Different yeasts impart different things, I think the most common description is "nuttiness". Haven't done much of this myself though.


Knowing I'm going to lose some due to lees when ever I do rack, I'll fill a gallon carboy full, use that for the still mead and what ever is left rack into the second carboy and use that for my attempt at sparkling mead and I can pitch in a little more honey if needed then into that one to keep ferment going and make sure I expel any oxygen from that carboy?

Something like that should work, just don't overdo it with extra additions. And you don't need to bother at all if it's still fizzing slightly. Or you could top it up with juice or something.

If you want to make it sparkling, you'll want to let it sit till it's clear, rack off anything that's collected, and then very carefully prime it with a carefully measured amount of honey before you bottle it in bottles that can handle the pressure.

hepcat
02-16-2012, 11:16 AM
Thanks again Chevette Girl.
Have champagne bottles, corks, wire hoods ready when needed.

hepcat
02-17-2012, 01:31 PM
So this morning I saw that there was only an air lock bubble only about every 36 seconds so thought I would check SG and pH. SG was 1.000 and pH was ~3.6. It looked and smelled ok but as I'd heard on here so knew was to be expected, it didn't taste very good at this point. It did taste alot like listerene, lol.

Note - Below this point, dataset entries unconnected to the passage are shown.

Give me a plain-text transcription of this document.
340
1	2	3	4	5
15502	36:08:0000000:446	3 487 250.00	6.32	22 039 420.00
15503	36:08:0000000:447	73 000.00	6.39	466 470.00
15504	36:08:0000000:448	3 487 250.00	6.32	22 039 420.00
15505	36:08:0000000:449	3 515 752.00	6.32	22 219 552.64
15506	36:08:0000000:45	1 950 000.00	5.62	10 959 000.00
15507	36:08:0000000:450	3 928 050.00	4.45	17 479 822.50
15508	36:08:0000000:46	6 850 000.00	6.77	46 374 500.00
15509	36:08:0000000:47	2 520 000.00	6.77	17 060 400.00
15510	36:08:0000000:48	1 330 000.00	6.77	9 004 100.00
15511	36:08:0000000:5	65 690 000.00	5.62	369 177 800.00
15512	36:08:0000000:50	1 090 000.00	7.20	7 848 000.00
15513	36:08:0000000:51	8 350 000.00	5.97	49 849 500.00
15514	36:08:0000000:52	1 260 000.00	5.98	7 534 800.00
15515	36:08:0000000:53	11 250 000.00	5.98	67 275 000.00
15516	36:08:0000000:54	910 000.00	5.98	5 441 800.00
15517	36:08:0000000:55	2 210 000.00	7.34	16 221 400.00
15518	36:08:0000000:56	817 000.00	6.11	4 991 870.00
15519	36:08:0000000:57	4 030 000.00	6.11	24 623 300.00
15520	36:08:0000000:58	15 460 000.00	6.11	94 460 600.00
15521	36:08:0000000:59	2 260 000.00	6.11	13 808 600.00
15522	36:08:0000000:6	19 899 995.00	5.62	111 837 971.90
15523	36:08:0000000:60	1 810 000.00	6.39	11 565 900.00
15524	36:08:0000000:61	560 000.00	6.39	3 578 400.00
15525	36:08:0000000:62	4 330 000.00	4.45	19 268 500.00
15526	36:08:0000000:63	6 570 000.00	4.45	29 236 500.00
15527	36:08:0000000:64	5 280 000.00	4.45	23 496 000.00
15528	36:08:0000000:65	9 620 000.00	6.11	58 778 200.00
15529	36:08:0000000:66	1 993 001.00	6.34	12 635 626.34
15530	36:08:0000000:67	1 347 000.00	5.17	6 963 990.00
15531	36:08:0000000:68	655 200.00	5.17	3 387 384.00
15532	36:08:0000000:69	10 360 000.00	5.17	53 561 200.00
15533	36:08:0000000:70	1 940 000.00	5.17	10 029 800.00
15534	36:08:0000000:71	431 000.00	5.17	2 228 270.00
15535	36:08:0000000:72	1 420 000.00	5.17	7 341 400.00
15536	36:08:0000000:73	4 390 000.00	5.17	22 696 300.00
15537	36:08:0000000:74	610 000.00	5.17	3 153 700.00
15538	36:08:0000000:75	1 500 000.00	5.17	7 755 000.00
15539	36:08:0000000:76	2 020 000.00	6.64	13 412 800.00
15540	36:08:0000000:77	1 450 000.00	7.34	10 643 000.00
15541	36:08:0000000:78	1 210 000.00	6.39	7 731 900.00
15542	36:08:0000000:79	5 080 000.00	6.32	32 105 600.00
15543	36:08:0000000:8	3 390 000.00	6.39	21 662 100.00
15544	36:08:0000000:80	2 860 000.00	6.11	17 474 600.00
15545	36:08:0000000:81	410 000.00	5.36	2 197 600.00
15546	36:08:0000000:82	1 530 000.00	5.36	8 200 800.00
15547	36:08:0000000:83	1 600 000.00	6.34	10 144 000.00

So I made the decision to rack due primarily to the SG reading.
And while I was sanitizing my gear, I squeezed the juice from a small navel orange into the sample I took and viola, it was as good as any Mimosa I've ever had!!
And I must say I did a great job racking for the first time ever. Didn't spill much, lol. And I filled a 3 liter and one gallon carboy each all the way to the neck. That siphon device is the coolest thing ever! Stoked.

veritas
02-17-2012, 01:36 PM
Congrats! It's nice to hear things are progressing nicely for you.

hepcat
02-17-2012, 01:39 PM
Thanks Veritas, having too much fun.

(1.106-1.000)133=~14%ABV?

YogiBearMead726
02-17-2012, 05:35 PM
(1.106-1.000)133=~14%ABV?

Sounds about right. With some age, I'm sure you'll be plenty pleased with this batch.

I know it's a bit late, but I'd suggest not heating your honey next time. It's not a huge deal when using generic honey, but if you start using raw honey, you'd be degrading enzymes, proteins, and all sorts of delicate aromatic compounds by heating.

Oskaar often compares this to buying a premium cut of beef and then cooking it well done, essentially making your purchase all for nothing. Just some food for thought. :)

hepcat
02-18-2012, 05:24 PM
Yes thanks Yogibearmead726. As a matter of fact, I don't plan on heating the must at all going forward in future mead batches. Cheers!